Iterative — Krylov Methods & Randomized SVD¶

Overview¶

Krylov subspace methods (Arnoldi, Lanczos), Randomized SVD, and the linear operator interface. Level 5 in the TinyMath dependency chain — the highest level.

Header: #include "tiny_iterative.h"

Operator Interface¶

The operator abstraction lets iterative methods work with any linear transformation without storing the full matrix.

typedef struct {
    int rows, cols; void *ctx;
    tiny_error_t (*matvec)(const float *x, float *y, void *ctx);
    tiny_error_t (*rmatvec)(const float *x, float *y, void *ctx);
} tiny_operator_f32_t;

Pre-built Operators¶

Init Function	Matrix Structure	Storage	Use Case
`tiny_dense_operator_init`	General contiguous matrix	$O(m \cdot n)$	General purpose
`tiny_hankel_operator_init`	Hankel from signal $s(t)$	$O(N)$	ERA/SSI correlation (implicit)
`tiny_block_hankel_operator_init`	Block Hankel from $R_{lag}[ch][ch]$	$O(n_{ch}^2 \cdot N_{lags})$	SSI Toeplitz-free
`tiny_covariance_operator_init`	Covariance from eigenvalues	$O(n_{ch} \cdot i_{max})$	SSI covariance

Block-Hankel Memory Savings

Instead of constructing a $T_{dim}^2$ Toeplitz matrix ($O(n^2)$ memory), the operator computes matvec on-the-fly ($O(N \cdot n)$ time).

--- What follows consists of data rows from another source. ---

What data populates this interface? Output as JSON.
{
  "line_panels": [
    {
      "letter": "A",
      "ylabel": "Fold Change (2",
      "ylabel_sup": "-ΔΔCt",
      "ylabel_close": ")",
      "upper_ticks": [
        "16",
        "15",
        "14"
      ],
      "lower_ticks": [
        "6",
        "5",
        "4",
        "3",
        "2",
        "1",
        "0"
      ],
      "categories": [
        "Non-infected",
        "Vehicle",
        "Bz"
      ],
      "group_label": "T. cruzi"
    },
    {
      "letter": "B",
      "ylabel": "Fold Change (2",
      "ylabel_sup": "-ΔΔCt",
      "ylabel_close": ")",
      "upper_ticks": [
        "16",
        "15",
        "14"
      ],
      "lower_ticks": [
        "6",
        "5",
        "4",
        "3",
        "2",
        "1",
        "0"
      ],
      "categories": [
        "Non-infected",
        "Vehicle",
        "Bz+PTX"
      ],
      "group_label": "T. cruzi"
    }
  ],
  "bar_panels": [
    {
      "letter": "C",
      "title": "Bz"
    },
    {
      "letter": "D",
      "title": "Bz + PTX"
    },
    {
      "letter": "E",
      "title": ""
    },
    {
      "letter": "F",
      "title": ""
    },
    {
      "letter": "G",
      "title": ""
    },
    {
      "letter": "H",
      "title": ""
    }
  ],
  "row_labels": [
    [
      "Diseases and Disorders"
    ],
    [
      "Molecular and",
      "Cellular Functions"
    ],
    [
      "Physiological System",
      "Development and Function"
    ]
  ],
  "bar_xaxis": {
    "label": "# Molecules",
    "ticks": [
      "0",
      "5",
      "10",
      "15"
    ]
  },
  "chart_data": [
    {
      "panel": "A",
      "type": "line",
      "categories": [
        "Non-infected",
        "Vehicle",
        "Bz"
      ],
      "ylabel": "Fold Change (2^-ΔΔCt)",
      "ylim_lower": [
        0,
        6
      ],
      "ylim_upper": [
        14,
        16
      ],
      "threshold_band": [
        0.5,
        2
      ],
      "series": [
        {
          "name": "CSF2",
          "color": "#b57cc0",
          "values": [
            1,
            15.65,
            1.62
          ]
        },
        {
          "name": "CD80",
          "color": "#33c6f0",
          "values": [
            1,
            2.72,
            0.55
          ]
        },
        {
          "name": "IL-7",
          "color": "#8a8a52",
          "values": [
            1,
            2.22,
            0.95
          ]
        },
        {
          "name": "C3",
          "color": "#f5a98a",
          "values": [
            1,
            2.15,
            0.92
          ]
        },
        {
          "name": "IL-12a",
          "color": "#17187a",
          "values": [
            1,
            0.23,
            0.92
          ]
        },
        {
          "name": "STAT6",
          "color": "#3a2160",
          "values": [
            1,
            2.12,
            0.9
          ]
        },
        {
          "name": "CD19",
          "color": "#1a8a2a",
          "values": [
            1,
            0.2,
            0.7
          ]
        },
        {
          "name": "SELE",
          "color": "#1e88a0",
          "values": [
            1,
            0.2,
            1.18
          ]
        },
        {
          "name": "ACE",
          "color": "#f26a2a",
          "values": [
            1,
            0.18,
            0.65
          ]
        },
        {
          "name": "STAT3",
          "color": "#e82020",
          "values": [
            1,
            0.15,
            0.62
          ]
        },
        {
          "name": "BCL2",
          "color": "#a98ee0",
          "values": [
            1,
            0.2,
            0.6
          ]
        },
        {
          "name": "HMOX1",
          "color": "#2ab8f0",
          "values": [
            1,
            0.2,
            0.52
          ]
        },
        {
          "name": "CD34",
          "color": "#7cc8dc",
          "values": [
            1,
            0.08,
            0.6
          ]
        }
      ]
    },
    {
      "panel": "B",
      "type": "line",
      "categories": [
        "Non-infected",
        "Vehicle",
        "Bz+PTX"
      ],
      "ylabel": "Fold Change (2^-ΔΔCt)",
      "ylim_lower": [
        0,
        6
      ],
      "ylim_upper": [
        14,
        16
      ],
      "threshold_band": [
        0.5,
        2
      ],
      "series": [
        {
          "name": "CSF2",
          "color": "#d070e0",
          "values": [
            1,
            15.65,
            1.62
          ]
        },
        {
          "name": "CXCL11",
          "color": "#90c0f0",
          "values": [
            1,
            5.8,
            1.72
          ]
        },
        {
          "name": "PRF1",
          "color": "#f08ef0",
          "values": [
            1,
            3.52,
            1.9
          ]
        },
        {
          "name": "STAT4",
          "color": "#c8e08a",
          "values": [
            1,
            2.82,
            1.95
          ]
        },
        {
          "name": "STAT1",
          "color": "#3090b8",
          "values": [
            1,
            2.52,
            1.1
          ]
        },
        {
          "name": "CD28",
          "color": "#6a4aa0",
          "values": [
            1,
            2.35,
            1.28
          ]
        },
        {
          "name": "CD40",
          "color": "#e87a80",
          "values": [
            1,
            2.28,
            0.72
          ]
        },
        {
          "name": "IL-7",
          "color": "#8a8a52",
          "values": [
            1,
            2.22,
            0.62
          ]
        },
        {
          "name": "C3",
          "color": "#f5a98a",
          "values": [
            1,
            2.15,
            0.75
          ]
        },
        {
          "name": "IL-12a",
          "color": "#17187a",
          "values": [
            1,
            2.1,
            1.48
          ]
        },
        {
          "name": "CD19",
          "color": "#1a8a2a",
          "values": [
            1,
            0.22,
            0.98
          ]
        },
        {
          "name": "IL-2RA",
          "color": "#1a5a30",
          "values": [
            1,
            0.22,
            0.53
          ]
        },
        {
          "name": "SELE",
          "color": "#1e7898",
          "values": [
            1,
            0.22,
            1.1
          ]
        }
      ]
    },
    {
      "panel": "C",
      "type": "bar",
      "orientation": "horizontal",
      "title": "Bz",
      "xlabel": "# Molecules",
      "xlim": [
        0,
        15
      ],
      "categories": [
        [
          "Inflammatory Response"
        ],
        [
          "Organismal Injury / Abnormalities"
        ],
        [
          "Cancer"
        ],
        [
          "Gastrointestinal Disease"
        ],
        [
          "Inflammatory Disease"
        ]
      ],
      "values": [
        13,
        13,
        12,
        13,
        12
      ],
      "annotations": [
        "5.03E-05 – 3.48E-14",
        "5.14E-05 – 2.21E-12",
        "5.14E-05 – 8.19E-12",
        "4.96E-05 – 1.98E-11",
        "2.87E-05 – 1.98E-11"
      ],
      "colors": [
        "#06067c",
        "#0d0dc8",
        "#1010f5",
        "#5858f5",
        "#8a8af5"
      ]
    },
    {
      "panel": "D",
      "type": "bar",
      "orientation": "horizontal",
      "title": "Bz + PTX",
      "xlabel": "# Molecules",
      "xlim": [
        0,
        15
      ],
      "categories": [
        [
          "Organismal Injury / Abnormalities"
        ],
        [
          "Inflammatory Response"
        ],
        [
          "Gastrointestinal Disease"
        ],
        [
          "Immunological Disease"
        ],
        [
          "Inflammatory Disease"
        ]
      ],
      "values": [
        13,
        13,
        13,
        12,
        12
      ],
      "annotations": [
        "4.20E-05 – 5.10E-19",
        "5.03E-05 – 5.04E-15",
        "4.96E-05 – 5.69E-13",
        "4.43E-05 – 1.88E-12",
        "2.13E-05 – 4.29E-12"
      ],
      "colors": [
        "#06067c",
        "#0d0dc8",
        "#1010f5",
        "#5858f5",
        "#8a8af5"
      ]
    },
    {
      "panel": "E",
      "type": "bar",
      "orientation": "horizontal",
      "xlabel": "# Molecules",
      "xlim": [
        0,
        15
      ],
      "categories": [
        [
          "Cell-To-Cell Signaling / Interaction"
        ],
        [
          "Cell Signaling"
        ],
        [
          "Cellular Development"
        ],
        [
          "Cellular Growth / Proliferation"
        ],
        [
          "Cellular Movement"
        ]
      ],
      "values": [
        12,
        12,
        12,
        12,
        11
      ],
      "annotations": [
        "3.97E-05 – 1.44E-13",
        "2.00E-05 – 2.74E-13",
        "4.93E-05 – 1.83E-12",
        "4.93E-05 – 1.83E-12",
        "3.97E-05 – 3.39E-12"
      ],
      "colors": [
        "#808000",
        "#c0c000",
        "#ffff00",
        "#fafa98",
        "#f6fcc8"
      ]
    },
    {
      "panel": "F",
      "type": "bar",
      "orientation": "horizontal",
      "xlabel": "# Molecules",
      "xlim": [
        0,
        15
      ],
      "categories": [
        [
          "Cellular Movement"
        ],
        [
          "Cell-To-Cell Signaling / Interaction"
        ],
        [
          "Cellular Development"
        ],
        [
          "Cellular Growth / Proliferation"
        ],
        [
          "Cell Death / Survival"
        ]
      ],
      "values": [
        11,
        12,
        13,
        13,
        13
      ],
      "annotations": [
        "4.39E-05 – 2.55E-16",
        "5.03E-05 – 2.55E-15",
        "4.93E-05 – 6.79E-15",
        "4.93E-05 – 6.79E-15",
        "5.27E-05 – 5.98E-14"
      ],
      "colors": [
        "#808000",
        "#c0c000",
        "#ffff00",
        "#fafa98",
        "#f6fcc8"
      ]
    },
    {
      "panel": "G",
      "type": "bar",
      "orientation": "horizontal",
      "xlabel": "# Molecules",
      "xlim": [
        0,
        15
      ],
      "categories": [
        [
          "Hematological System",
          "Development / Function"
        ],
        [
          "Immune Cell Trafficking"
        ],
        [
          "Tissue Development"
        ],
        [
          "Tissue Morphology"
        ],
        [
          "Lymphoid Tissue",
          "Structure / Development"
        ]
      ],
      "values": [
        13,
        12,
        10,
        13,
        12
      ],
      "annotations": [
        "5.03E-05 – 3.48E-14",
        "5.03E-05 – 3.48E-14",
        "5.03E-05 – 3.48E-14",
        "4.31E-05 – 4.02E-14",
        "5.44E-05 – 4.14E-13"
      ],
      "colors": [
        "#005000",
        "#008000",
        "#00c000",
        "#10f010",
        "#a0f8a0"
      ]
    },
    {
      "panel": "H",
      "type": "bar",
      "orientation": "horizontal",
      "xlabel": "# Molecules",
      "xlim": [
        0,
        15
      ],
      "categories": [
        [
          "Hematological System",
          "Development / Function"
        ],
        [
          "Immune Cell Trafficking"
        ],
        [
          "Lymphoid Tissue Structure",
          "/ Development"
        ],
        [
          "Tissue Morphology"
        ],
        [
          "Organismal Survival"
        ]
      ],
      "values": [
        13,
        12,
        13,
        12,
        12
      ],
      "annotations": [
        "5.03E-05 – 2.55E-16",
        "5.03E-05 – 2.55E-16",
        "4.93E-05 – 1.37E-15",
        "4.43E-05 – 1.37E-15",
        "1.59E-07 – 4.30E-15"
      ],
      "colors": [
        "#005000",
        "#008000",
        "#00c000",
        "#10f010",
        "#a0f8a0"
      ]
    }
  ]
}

For $T_{dim} = 100$, this saves 40 KB of RAM.

Arnoldi Iteration¶

size_t       tiny_arnoldi_f32_workspace_size(int n, int k);
tiny_error_t tiny_arnoldi_f32(const tiny_operator_f32_t *op,
                               const float *v0, int n, int k,
                               float *V, float *H,
                               void *ws, size_t ws_size);

Arnoldi = MGS-based Krylov subspace construction. Given operator $A$ and starting vector $v_0$, computes $V_k = [v_1, ..., v_k]$ spanning $\mathcal{K}_k(A, v_0)$, plus Hessenberg $H_k$.

Parameters:

Param	Type	Description
`op`	`const tiny_operator_f32_t *`	Linear operator (matvec)
`v0`	`const float *`	Starting vector, length $n$
`n`	`int`	Problem dimension
`k`	`int`	Krylov subspace dimension (number of iterations)
`V`	`float *`	Output. $n \times k$ basis, column-major (`V[i + j*n]` = column $j$)
`H`	`float *`	Output. $k \times k$ upper Hessenberg (row-major)
`ws`	`void *`	Workspace buffer
`ws_size`	`size_t`	Workspace size in bytes

Returns: TINY_OK on success.

Eigenvalues of $H_k$ approximate extreme eigenvalues of $A$ (Ritz values).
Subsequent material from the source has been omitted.